Allerdings ist der Windpark trotz des Urteils vor eineinhalb Jahren bis heute in Betrieb – auch wenn laut Experten klar ist, dass Rentiere Land mit Windkraftanlagen meiden. Norwegens Energieminister Terje Aasland sagte zuletzt, das Gericht habe den Bau des Windparks zwar für ungültig erklärt, aber nicht entschieden, was mit ihm geschehen solle. Die Regierung müsse eine Entscheidung nach den Vorgaben des Urteils treffen, brauche aber "mehr Wissen". Das könne noch rund ein Jahr dauern. Premierminister Jonas Gahr Støre sagte, man arbeite an einer politischen Lösung und nehme die Sorgen insbesondere der lokalen Rentierzüchter sehr ernst.
Stadtwerke München laut Sprecherin zuversichtlich
Eine Sprecherin der Stadtwerke München erklärte auf BR24-Anfrage, die Rentierzüchter hätten vor dem Baubeginn schriftlich bestätigt, keine Einwände gegen die Gültigkeit der 25-jährigen Konzession zu haben. "Auch dem Baubeginn wurde schriftlich zugestimmt." Lediglich die Höhe der Entschädigungen sei noch offen gewesen, "diese sollte in einem Verfahren vor dem Obersten Gerichtshof in Norwegen geklärt werden".
Das Gericht habe dann festgestellt, "dass im Rahmen des ursprünglichen Genehmigungsverfahren die Minderheitenrechte der Samen nicht hinreichend gewürdigt wurden", erklärte die SWM-Sprecherin. "Nicht verfügt hat das Gericht, entgegen anderslautender Meldungen, den Abriss der Windparks." Derzeit untersuche das norwegische Energieministerium, wie das Recht der Rentierhalter auf Ausübung ihrer Kultur auch künftig zu wahren sei. "Diese wichtige Arbeit unterstützen wir", betonte die Sprecherin.

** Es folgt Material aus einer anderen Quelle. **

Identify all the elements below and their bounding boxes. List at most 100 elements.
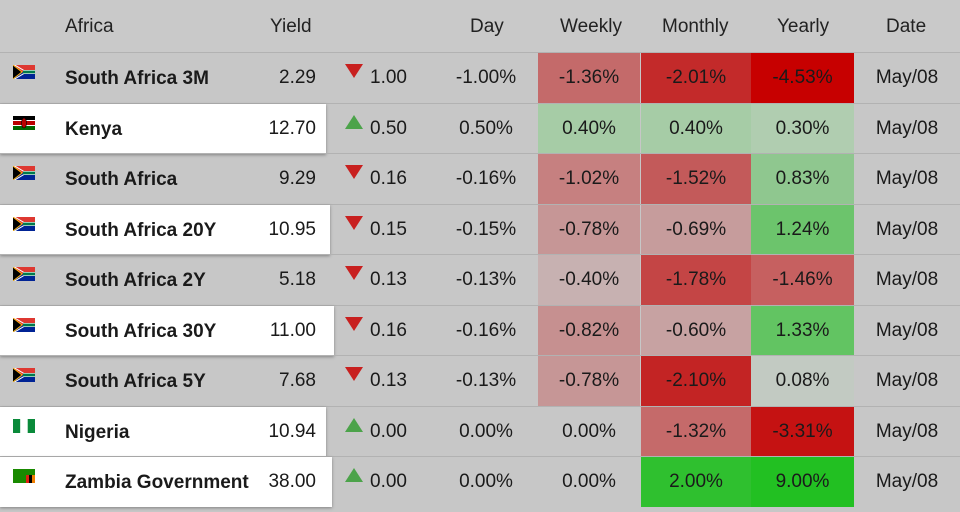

Die SWM seien zuversichtlich, dass das Ministerium Lösungen finden werde, "die Produktion Erneuerbarer Energien unter Wahrung der Rechte der Rentierzüchter zu ermöglichen".
Thunberg will "Abriss der Windkraftanlagen"

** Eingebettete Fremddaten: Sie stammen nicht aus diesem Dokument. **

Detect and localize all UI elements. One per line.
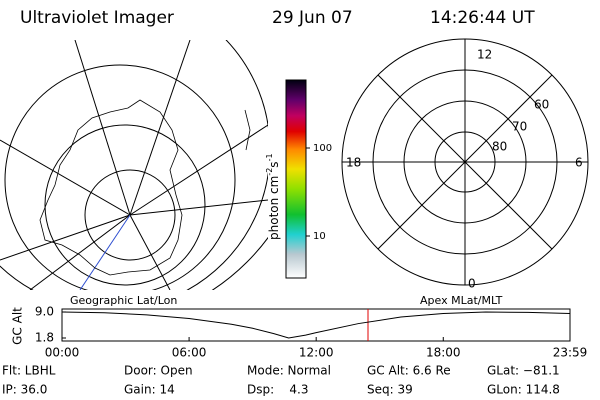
colorbar-tick-label: 10 [313,231,326,242]
y-axis-label: GC Alt [11,307,25,345]
time: 14:26:44 UT [430,8,535,28]
unit: -1 [265,153,274,161]
polar-grid [341,38,589,286]
y-tick-label: 9.0 [35,305,54,319]
mlt-label: 18 [346,156,361,170]
panel-title: Geographic Lat/Lon [70,294,177,307]
info-field: Flt: LBHL [2,364,56,378]
mlt-label: 0 [468,277,476,291]
altitude-line [61,311,571,339]
info-field: Seq: 39 [367,383,413,397]
mlat-label: 70 [512,120,527,134]
info-field: IP: 36.0 [2,383,47,397]
x-tick-label: 00:00 [45,346,80,360]
info-field: GLon: 114.8 [487,383,560,397]
colorbar-tick-label: 100 [313,143,332,154]
x-tick-label: 06:00 [172,346,207,360]
info-field: GLat: −81.1 [487,364,560,378]
x-tick-label: 23:59 [553,346,588,360]
mlt-label: 12 [477,48,492,62]
mlat-label: 60 [534,98,549,112]
info-field: Dsp: 4.3 [247,383,309,397]
date: 29 Jun 07 [272,8,353,28]
unit: -2 [265,168,274,176]
unit: s [267,161,281,167]
plot-frame [61,308,571,342]
info-field: Mode: Normal [247,364,331,378]
info-field: GC Alt: 6.6 Re [367,364,451,378]
x-tick-label: 12:00 [299,346,334,360]
colorbar [285,79,307,279]
info-field: Gain: 14 [124,383,175,397]
mlat-label: 80 [492,140,507,154]
colorbar-label: photon cm-2s-1 [265,153,281,240]
unit: photon cm [267,176,281,240]
x-tick-label: 18:00 [426,346,461,360]
mlt-label: 6 [575,156,583,170]
y-tick-label: 1.8 [35,331,54,345]
title: Ultraviolet Imager [20,8,174,28]
panel-title: Apex MLat/MLT [420,294,503,307]
geo-map [0,40,268,290]
info-field: Door: Open [124,364,193,378]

Allerdings dürfte der Protest gegen die Windkraft-Anlage in Norwegen erstmal weitergehen. Klimaaktivistin Thunberg machte bereits klar, dass sich ihr Protest gegen dieses eine Projekt richtet – und nicht gegen grüne Windkraft im Allgemeinen. Ihr Fazit dürfte bei den Stadtwerken München trotzdem nicht allzu gut ankommen: "Wir fordern den Abriss der Windkraftanlagen – und die Rückgabe des Areals an die Samen."

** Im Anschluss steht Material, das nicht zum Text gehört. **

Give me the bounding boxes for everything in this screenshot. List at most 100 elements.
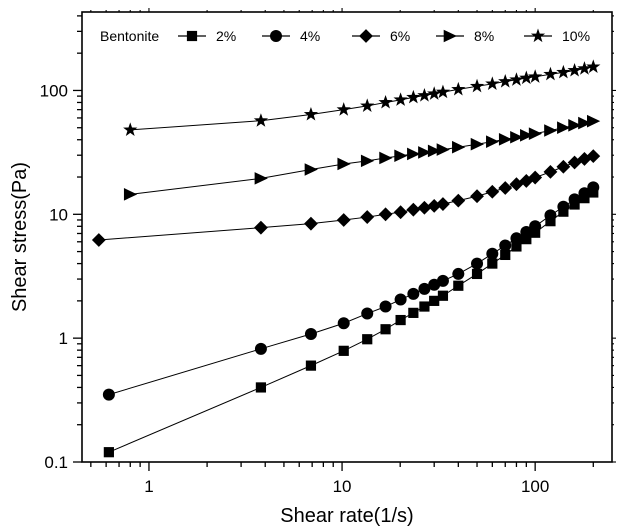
legend-marker xyxy=(359,29,373,43)
data-point xyxy=(254,342,267,355)
series-layer xyxy=(91,59,601,458)
data-point xyxy=(394,149,408,163)
legend-marker xyxy=(443,29,457,43)
data-point xyxy=(91,233,106,247)
y-tick-label: 10 xyxy=(49,205,68,224)
legend-marker xyxy=(530,28,546,43)
x-tick-label: 100 xyxy=(521,477,549,496)
data-point xyxy=(253,113,269,127)
legend-marker xyxy=(270,30,282,42)
data-point xyxy=(436,197,450,211)
data-point xyxy=(393,205,408,220)
data-point xyxy=(510,232,523,245)
data-point xyxy=(543,164,558,179)
data-point xyxy=(578,187,591,200)
data-point xyxy=(123,188,138,201)
data-point xyxy=(427,144,442,158)
data-point xyxy=(567,62,582,77)
data-point xyxy=(509,72,524,86)
data-point xyxy=(451,193,466,208)
data-point xyxy=(406,89,421,104)
data-point xyxy=(394,293,407,306)
data-point xyxy=(337,317,350,330)
data-point xyxy=(586,59,601,73)
data-point xyxy=(557,121,571,135)
data-point xyxy=(498,74,513,88)
data-point xyxy=(519,70,534,85)
data-point xyxy=(451,81,466,96)
data-point xyxy=(544,209,557,222)
data-point xyxy=(529,220,542,233)
data-point xyxy=(102,388,115,401)
legend-label: 2% xyxy=(216,28,236,44)
data-point xyxy=(577,152,592,166)
data-point xyxy=(254,220,268,235)
legend-label: 10% xyxy=(562,28,590,44)
series-line xyxy=(98,155,594,241)
data-point xyxy=(305,360,317,371)
data-point xyxy=(336,213,351,227)
data-point xyxy=(543,66,558,81)
data-point xyxy=(337,157,351,171)
data-point xyxy=(418,282,431,295)
data-point xyxy=(511,241,522,252)
data-point xyxy=(419,301,430,312)
data-point xyxy=(586,149,601,164)
legend: Bentonite 2% 4% 6% 8% 10% xyxy=(100,28,590,44)
data-point xyxy=(487,258,498,269)
data-point xyxy=(254,172,268,185)
data-point xyxy=(407,287,420,300)
data-point xyxy=(338,345,349,356)
data-point xyxy=(123,122,138,136)
plot-frame xyxy=(81,11,613,463)
x-tick-label: 10 xyxy=(333,477,352,496)
data-point xyxy=(520,225,533,238)
data-point xyxy=(427,198,442,213)
y-tick-label: 1 xyxy=(59,329,68,348)
data-point xyxy=(379,300,392,313)
data-point xyxy=(470,137,484,151)
series-2 xyxy=(91,149,601,247)
data-point xyxy=(427,86,442,100)
data-point xyxy=(429,295,440,306)
data-point xyxy=(528,69,543,83)
data-point xyxy=(521,234,532,245)
data-point xyxy=(452,267,465,280)
y-tick-label: 0.1 xyxy=(44,453,68,472)
data-point xyxy=(360,98,375,112)
data-point xyxy=(471,268,483,280)
data-point xyxy=(556,159,571,174)
data-point xyxy=(418,146,432,159)
data-point xyxy=(528,127,543,140)
data-point xyxy=(408,307,419,318)
legend-title: Bentonite xyxy=(100,28,159,44)
data-point xyxy=(407,147,421,161)
data-point xyxy=(336,102,351,116)
data-point xyxy=(380,324,391,335)
series-3 xyxy=(123,114,601,201)
data-point xyxy=(499,239,512,252)
data-point xyxy=(395,314,406,326)
legend-marker xyxy=(186,30,198,42)
data-point xyxy=(500,249,511,261)
data-point xyxy=(304,163,318,176)
data-point xyxy=(103,447,114,458)
series-4 xyxy=(123,59,601,136)
data-point xyxy=(362,334,373,345)
data-point xyxy=(568,193,581,206)
data-point xyxy=(304,216,318,231)
data-point xyxy=(528,170,543,185)
data-point xyxy=(577,61,592,75)
data-point xyxy=(556,64,571,79)
data-point xyxy=(435,84,451,99)
data-point xyxy=(378,94,393,109)
x-axis-title: Shear rate(1/s) xyxy=(280,505,413,527)
legend-label: 4% xyxy=(300,28,320,44)
data-point xyxy=(544,124,558,137)
data-point xyxy=(587,181,600,194)
legend-label: 6% xyxy=(390,28,410,44)
y-axis-title: Shear stress(Pa) xyxy=(9,162,31,312)
data-point xyxy=(530,227,541,238)
data-point xyxy=(436,143,450,156)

Es ist nicht das erste Mal, dass Thunberg mit zunächst überraschend wirkenden Aktionen und Wortmeldungen auffällt. Vergangenen Oktober erklärte sie, es sei nicht richtig, die drei verbliebenen deutschen Atomkraftwerke abzuschalten. "Wenn sie schon laufen, glaube ich, dass es ein Fehler wäre, sie abzuschalten und sich der Kohle zuzuwenden", sagte die Gründerin der Bewegung "Fridays for Future" damals in der ARD. Gleichzeitig betonte sie, wie wichtig erneuerbare Energien seien.